The Democratic-controlled U.S. House of Representatives will deliver an impeachment charge against former President Donald Trump to the Senate on Monday, rejecting Republican Senate Minority Leader Mitch McConnell’s request for a delay.
Senate Majority Leader, Chuck Schumer, who displaced McConnell as the chamber’s leader after Democrats won two Georgia runoff elections this month, announced the move on the Senate floor on Friday.
Schumer did not say when Trump’s second impeachment trial would begin. But he emphasized the need to move quickly on confirmation of President Joe Biden’s Cabinet and other key administration officials.
“The House will deliver the article of impeachment to the Senate. The Senate will conduct a trial of the impeachment of Donald Trump. It will be a full trial. It will be a fair trial,” Schumer said.
House Speaker, Nancy Pelosi, confirmed the plan in a statement.
His remarks came the morning after McConnell asked the House to delay sending the charges until next Thursday, and called on Schumer to postpone the trial until mid-February to give Trump more time to prepare a defence against the charge that he incited an insurrection by his supporters who stormed the Capitol on January 6.
“This impeachment began with an unprecedentedly fast and minimal process over in the House,” McConnell said on Friday. “The sequel cannot be an insufficient Senate process that denies former President Trump his due process or damages the Senate or the presidency itself.”

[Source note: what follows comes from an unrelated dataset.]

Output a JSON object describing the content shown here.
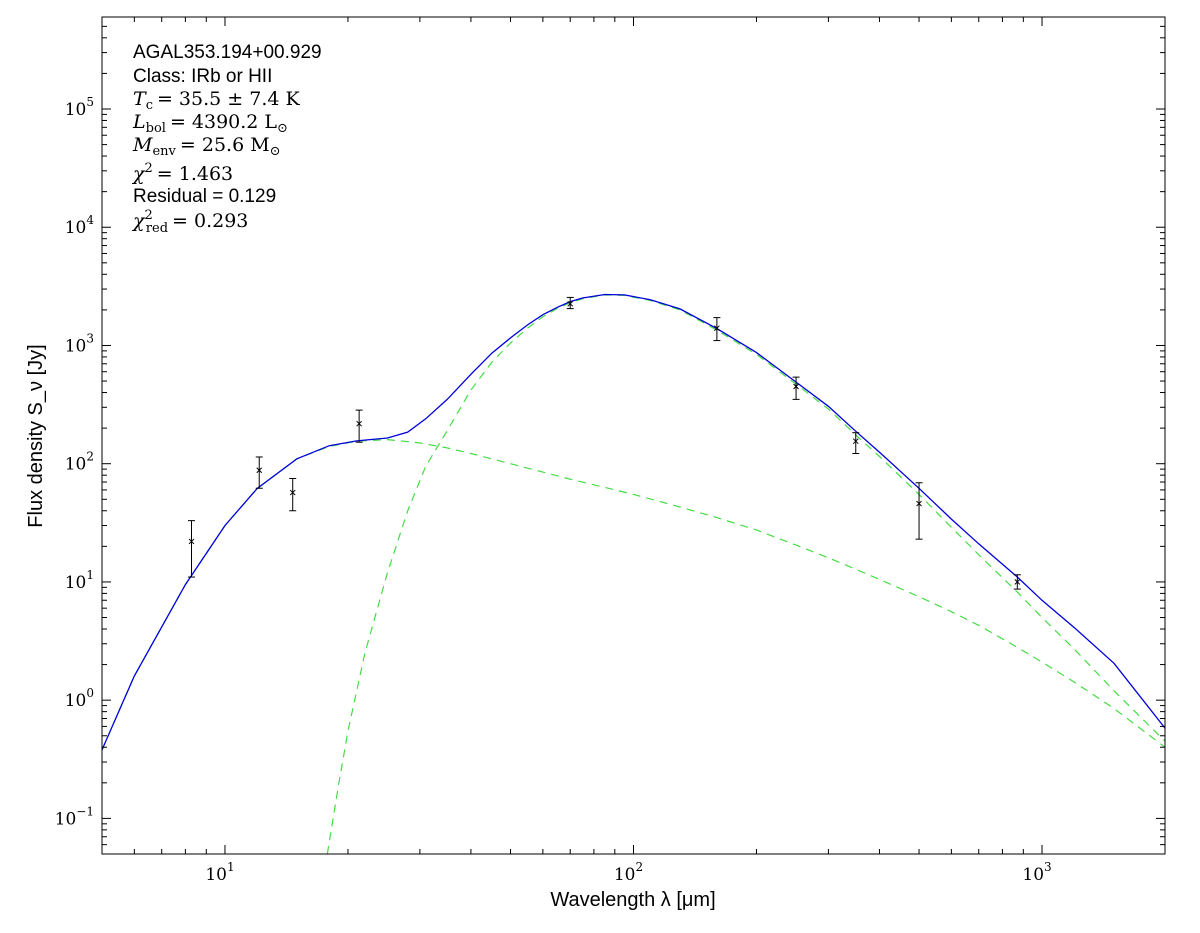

Senate rules call for an impeachment trial to begin at 1 p.m. on the day after articles of impeachment are delivered to the upper legislative chamber of Congress, except for Sundays.
But Senator Richard Durbin, the No. 2 Senate Democrat, told MSNBC that lawmakers would “sit down and map this out as best we can, use every available minute.”
The moves come as Schumer and McConnell are struggling to assert control in a 50-50 chamber where Democrats hold a razor-thin majority thanks to Vice President Kamala Harris’ tie-breaking vote.
“I can’t imagine that both McConnell and Schumer don’t want to have a little more structure here, and particularly Schumer, leave a little more time to move forward with the early Biden decisions before we get locked into the trial,” Republican Senator Roy Blunt told reporters.